An administrative agency's regulations have the force and effect of law and are issued to benefit the agency and the public. Murphy v. Nelson, 260 Kan. 589, 595, 921 P.2d 1225 (1996). The general rule is that "an administrative agency may not violate or ignore its own rules, and where it fails to follow the rules which it has promulgated, its orders are unlawful." 260 Kan. at 595. Thus, the hearing officer must have authority to add charges under a statute or authorized regulation.

Hearst acknowledges the KDOC's internal management policies and procedures (IMPP) require the hearing officer's report or summary to state any additional violations that were established during the proceedings. A statement of additional violations in the report is not the same as the addition of new charges at the hearing. Also, the IMPP is not a regulation. The KDOC's regulations for a preliminary hearing do not have provisions for adding new charges, unlike the KPB's regulations. Further, the KPB's regulations allow new charges to be added only after continuing the hearing and giving written notice and a statement of such evidence against the offender so that the parolee has an opportunity to defend. The hearing officer violated Hearst's due process rights by adding a new charge without authorization, notice, and continuing the hearing.
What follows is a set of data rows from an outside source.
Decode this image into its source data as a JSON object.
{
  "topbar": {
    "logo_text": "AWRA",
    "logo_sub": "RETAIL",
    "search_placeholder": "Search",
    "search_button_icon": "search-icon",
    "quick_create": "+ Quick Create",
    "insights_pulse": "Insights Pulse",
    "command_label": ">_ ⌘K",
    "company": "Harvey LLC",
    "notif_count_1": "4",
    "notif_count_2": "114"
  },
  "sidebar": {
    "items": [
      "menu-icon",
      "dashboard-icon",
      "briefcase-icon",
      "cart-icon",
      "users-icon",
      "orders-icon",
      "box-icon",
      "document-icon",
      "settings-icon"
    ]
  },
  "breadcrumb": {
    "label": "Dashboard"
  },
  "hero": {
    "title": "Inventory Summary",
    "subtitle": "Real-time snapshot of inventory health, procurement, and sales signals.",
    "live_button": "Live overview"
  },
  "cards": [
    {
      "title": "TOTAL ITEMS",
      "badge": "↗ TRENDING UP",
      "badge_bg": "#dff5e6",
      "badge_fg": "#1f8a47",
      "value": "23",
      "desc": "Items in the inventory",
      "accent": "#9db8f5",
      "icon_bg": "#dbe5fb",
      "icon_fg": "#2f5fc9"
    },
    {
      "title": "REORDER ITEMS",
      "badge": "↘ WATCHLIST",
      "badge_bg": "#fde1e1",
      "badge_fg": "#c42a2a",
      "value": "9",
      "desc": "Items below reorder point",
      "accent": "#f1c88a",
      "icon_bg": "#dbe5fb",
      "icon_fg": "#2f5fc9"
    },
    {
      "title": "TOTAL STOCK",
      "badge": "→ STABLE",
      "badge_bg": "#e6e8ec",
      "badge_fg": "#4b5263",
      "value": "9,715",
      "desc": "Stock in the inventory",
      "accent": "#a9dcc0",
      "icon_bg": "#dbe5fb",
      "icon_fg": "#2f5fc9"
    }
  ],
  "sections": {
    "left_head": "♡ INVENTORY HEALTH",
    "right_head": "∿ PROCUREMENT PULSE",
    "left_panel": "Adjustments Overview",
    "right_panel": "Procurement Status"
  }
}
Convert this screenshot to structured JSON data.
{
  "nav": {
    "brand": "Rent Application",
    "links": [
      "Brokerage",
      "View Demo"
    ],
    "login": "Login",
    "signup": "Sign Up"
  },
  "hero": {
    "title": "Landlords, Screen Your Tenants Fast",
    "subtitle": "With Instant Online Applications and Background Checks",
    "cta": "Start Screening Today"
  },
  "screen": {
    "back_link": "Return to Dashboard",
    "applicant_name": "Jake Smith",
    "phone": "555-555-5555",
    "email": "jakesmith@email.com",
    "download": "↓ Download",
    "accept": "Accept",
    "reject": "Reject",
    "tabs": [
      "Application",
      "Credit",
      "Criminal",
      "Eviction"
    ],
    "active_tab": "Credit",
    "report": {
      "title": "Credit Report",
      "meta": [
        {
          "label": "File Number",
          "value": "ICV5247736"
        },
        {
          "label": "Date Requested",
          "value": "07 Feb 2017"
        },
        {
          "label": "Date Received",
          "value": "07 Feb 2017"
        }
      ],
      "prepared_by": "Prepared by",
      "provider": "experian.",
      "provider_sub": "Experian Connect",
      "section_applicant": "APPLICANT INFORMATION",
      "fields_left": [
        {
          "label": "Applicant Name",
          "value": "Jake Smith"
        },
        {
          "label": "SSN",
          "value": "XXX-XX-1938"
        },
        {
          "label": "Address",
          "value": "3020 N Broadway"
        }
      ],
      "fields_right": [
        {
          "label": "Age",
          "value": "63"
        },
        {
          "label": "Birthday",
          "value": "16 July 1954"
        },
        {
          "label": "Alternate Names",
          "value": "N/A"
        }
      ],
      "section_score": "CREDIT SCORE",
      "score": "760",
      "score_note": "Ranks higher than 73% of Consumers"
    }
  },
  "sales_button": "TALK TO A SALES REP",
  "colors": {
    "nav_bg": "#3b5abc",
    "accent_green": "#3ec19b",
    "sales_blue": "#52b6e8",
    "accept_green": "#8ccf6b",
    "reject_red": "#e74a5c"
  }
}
Next, Hearst argues the hearing officer was biased against him. At the core of this argument is the addition of the new charge without notice and time to prepare a defense.

Although the addition of the new charge was a due process violation, that fact alone does not show a personal bias. More likely, the hearing officer misinterpreted the KDOC's IMPP.

Hearst also claims the hearing officer was biased because he did not record in his decision an outburst by the parole officer, a statement by the parole officer concerning Hearst's release from a halfway house, and the entirety of a discharge letter from the halfway house favorable to Hearst.

The hearing officer's report summarized the evidence that supported the parole revocation. It also summarized Hearst's responses and stated that the hearing officer had received and considered the letter from the halfway house. The hearing officer's report complied with the Morrissey and K.A.R. 44-9-105(f) requirements for the written statement of the basis for the hearing officer's decision. Formal findings of fact and conclusions of law are not required, nor is the recording of the parole officer's demeanor.

Next, Hearst claims the KPB did not make an independent decision on the parole violation charges and its proceedings were tainted by the hearing officer's violation of his due process rights. We disagree. The KPB conducted a de novo hearing and based its decision on the parole officer's report and Hearst's testimony. The KPB found Hearst guilty of the violation of the first condition of his parole, which Hearst did not contest. Hearst was found not guilty of narcotics trafficking and violating state or federal laws of law. The decision leads to the conclusion that the KPB made an independent evaluation of the evidence and merits rather than adopting the decision of the hearing officer, thus curing the due process defect. See Rydd v. State Board of Health, 202 Kan. 721, 728-29, 451 P.2d 239 (1969) (due process defect can only be cured by trial de novo where evidence is weighed and an independent judgment on the merits entered).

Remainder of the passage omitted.